Hi everyone,
I’m Alessandro, a Master’s student in Artificial Intelligence at the University of Bologna, holding a Bachelor’s in Mathematics. I am writing to express my strong interest in the “Linear Algebra Rewrites” project for GSoC 2026.
I’ve spent the last couple of weeks diving deep into the project’s context. Specifically, I have been:
-
Studying the COLA (Compositional Linear Algebra) paper and exploring the repository to understand the framework for structured linear operators.
-
Reviewing previous work and discussions within PyTensor toward this direction.
-
Going through the documentation, existing notebooks, and technical videos to understand how graph rewritings are currently handled in the codebase.
To get familiar with the library’s internals, I have already opened a few PRs related to graph rewritings:
My short term goal is to continue contributing and opening PRs “here and there” to master the codebase and ensure I’m ready for the technical challenges of the project.
I have a couple of questions as I begin drafting my proposal:
-
Are there specific areas of the PyTensor graph engine you recommend I focus on to better tackle the issue?
-
Do you have any suggestions on how to get deeper into the subject to ensure my proposal aligns with the long-term vision of the library?
Looking forward to your feedback!
Best,
Alessandro
Hi @jessegrabowski,
I have started writing down a first draft for the proposal here. I would appreciate your feedback.
Thanks,
Alessandro
Hey Alessandro
Nice to see your proposal is underway. I don’t think you need notebooks galore for this projects, since it’s more an “in the weeds” topic. If you wanted something more presentable, it would be good to think about some linear algebra heavy algorithms (kalman filter, newton’s method, kronecker-structred GP, LoRA, natural gradients, …?) that could directly benefit from these rewrites. Then in addition to tracking the project in a piecewise fashion (via tests and scratch scripts/notebooks that compare before/after graphs), you can also see the rewrites in a “real use case”.
Not necessary, but something to think about if you’re more interested in one of these applied topics than just the nitty-gritty itself.
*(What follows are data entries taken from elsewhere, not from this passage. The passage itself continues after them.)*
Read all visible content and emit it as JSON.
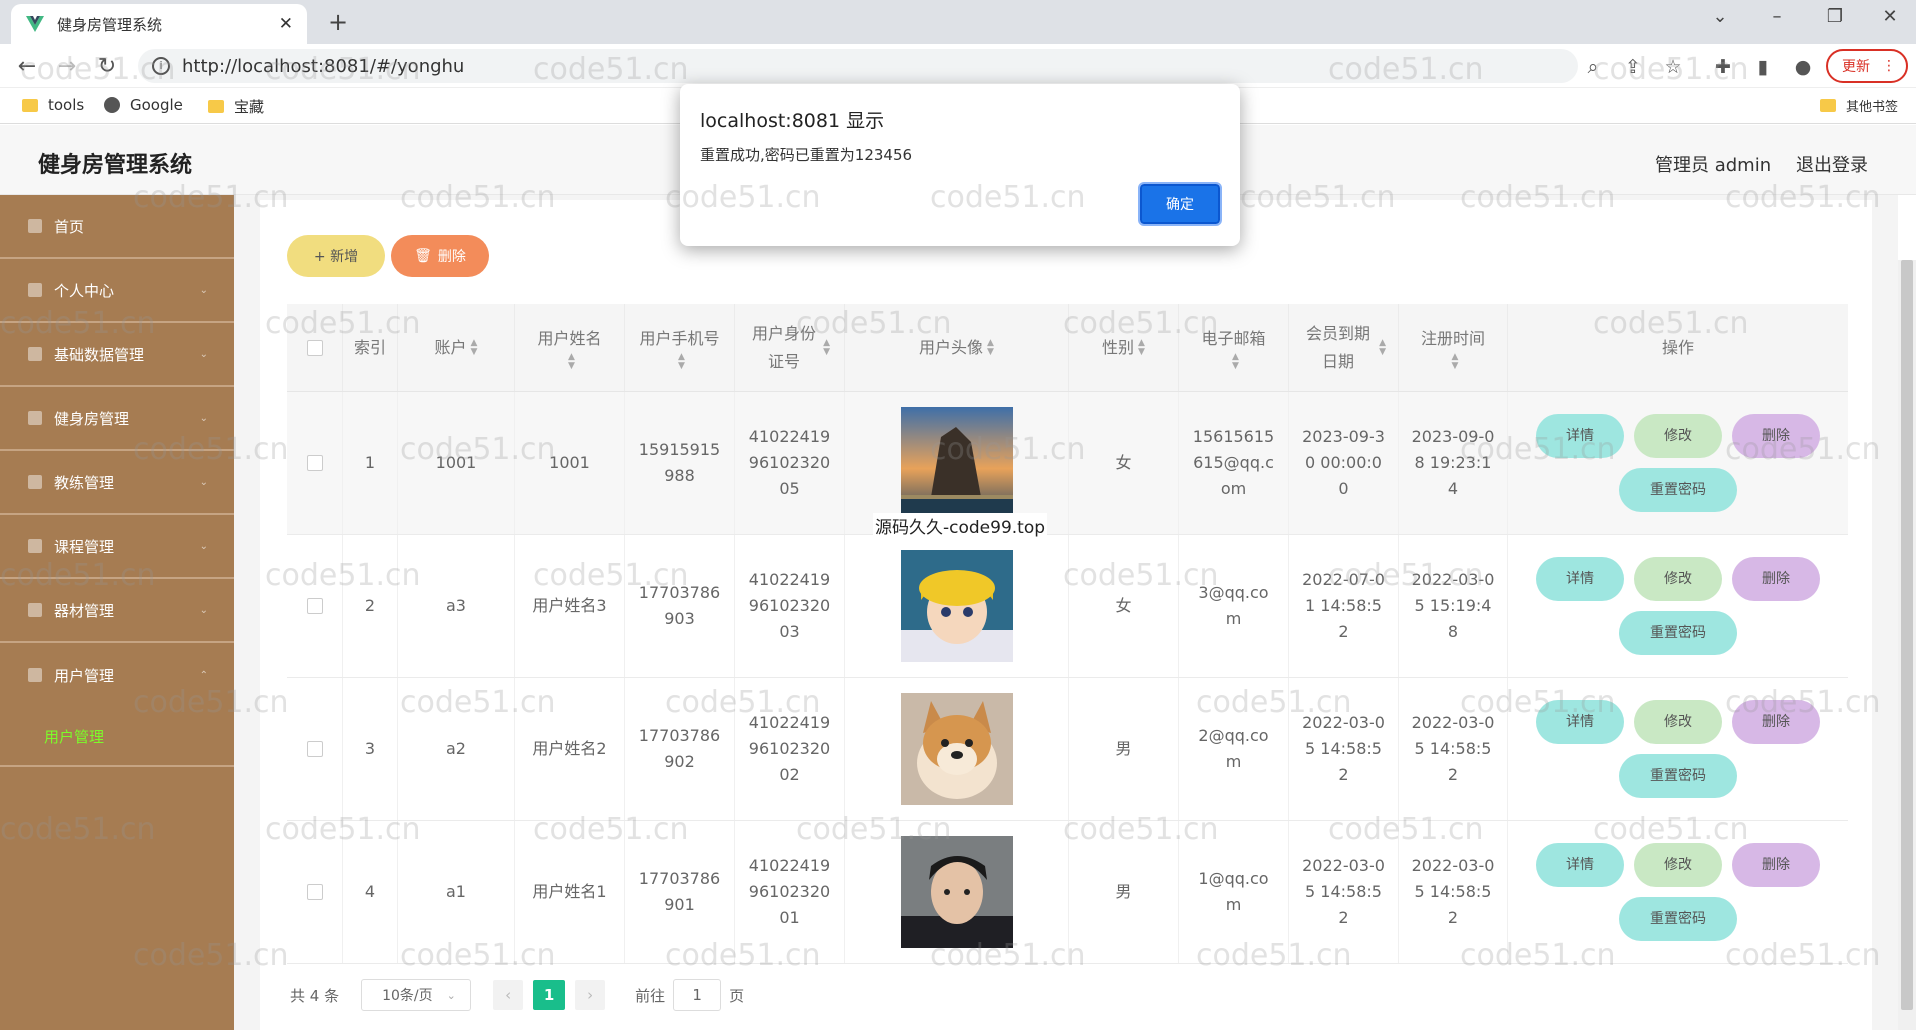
{
  "browser": {
    "tab_title": "健身房管理系统",
    "url": "http://localhost:8081/#/yonghu",
    "update_label": "更新",
    "bookmarks": [
      "tools",
      "Google",
      "宝藏"
    ],
    "other_bookmarks": "其他书签"
  },
  "header": {
    "title": "健身房管理系统",
    "user": "管理员 admin",
    "logout": "退出登录"
  },
  "sidebar": {
    "items": [
      "首页",
      "个人中心",
      "基础数据管理",
      "健身房管理",
      "教练管理",
      "课程管理",
      "器材管理",
      "用户管理"
    ],
    "active_sub": "用户管理"
  },
  "actions": {
    "add": "+ 新增",
    "delete": "删除"
  },
  "table": {
    "headers": [
      "索引",
      "账户",
      "用户姓名",
      "用户手机号",
      "用户身份证号",
      "用户头像",
      "性别",
      "电子邮箱",
      "会员到期日期",
      "注册时间",
      "操作"
    ],
    "rows": [
      {
        "index": "1",
        "account": "1001",
        "name": "1001",
        "phone": "15915915988",
        "idcard": "410224199610232005",
        "gender": "女",
        "email": "15615615615@qq.com",
        "expire": "2023-09-30 00:00:00",
        "registered": "2023-09-08 19:23:14"
      },
      {
        "index": "2",
        "account": "a3",
        "name": "用户姓名3",
        "phone": "17703786903",
        "idcard": "410224199610232003",
        "gender": "女",
        "email": "3@qq.com",
        "expire": "2022-07-01 14:58:52",
        "registered": "2022-03-05 15:19:48"
      },
      {
        "index": "3",
        "account": "a2",
        "name": "用户姓名2",
        "phone": "17703786902",
        "idcard": "410224199610232002",
        "gender": "男",
        "email": "2@qq.com",
        "expire": "2022-03-05 14:58:52",
        "registered": "2022-03-05 14:58:52"
      },
      {
        "index": "4",
        "account": "a1",
        "name": "用户姓名1",
        "phone": "17703786901",
        "idcard": "410224199610232001",
        "gender": "男",
        "email": "1@qq.com",
        "expire": "2022-03-05 14:58:52",
        "registered": "2022-03-05 14:58:52"
      }
    ],
    "op_labels": {
      "detail": "详情",
      "edit": "修改",
      "delete": "删除",
      "reset": "重置密码"
    }
  },
  "pager": {
    "total": "共 4 条",
    "size": "10条/页",
    "current": "1",
    "goto_prefix": "前往",
    "goto_value": "1",
    "goto_suffix": "页"
  },
  "dialog": {
    "title": "localhost:8081 显示",
    "message": "重置成功,密码已重置为123456",
    "ok": "确定"
  },
  "overlay_text": "源码久久-code99.top",
  "watermark": "code51.cn"
}
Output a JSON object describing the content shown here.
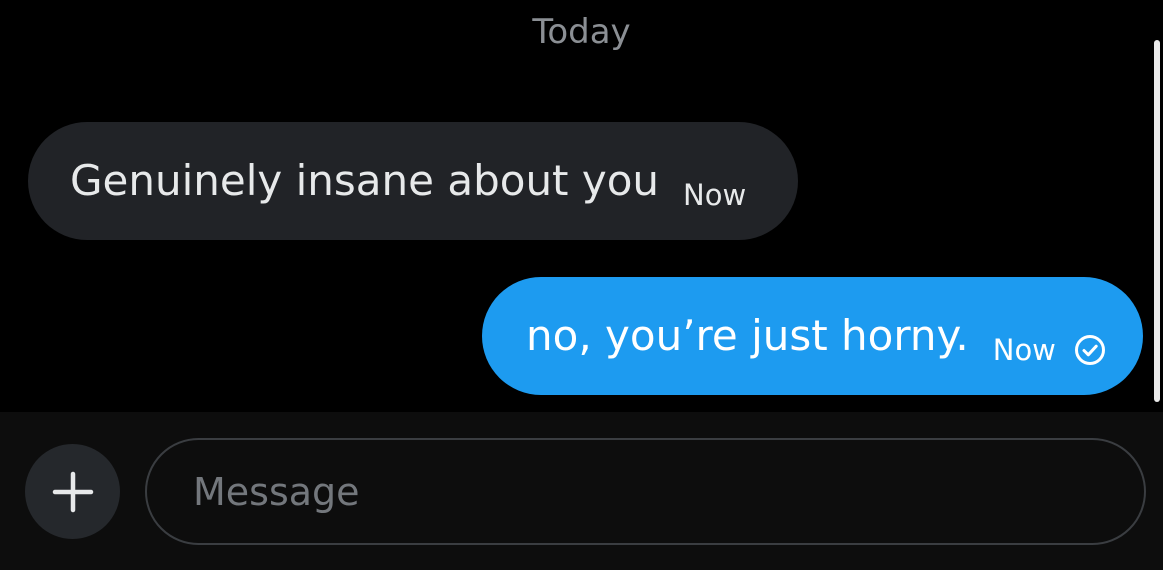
{
  "conversation": {
    "date_separator": "Today",
    "messages": [
      {
        "direction": "received",
        "text": "Genuinely insane about you",
        "time": "Now"
      },
      {
        "direction": "sent",
        "text": "no, you’re just horny.",
        "time": "Now",
        "status_icon": "check-circle-icon"
      }
    ]
  },
  "composer": {
    "add_icon": "plus-icon",
    "placeholder": "Message"
  },
  "colors": {
    "background": "#000000",
    "received_bubble": "#212327",
    "sent_bubble": "#1d9bf0",
    "composer_bar": "#0d0d0d",
    "muted_text": "#8b8f94"
  }
}
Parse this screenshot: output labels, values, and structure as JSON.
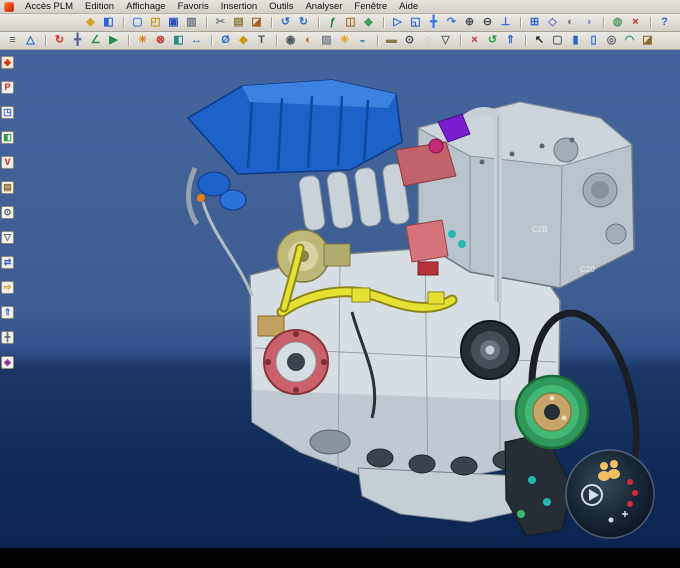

And even if you’re interested in the nitty-gritty as such, it would be good to have a motivating example to organize your work around to show it off in future.
Thanks for the reply!
I have started exploring PyMC use cases (the ones you suggested) for my proposed linear algebra rewrites in PyTensor.
- Here is the google doc i am working on.
- Here is the notebook for Kronecker structured gaussian processes specifically.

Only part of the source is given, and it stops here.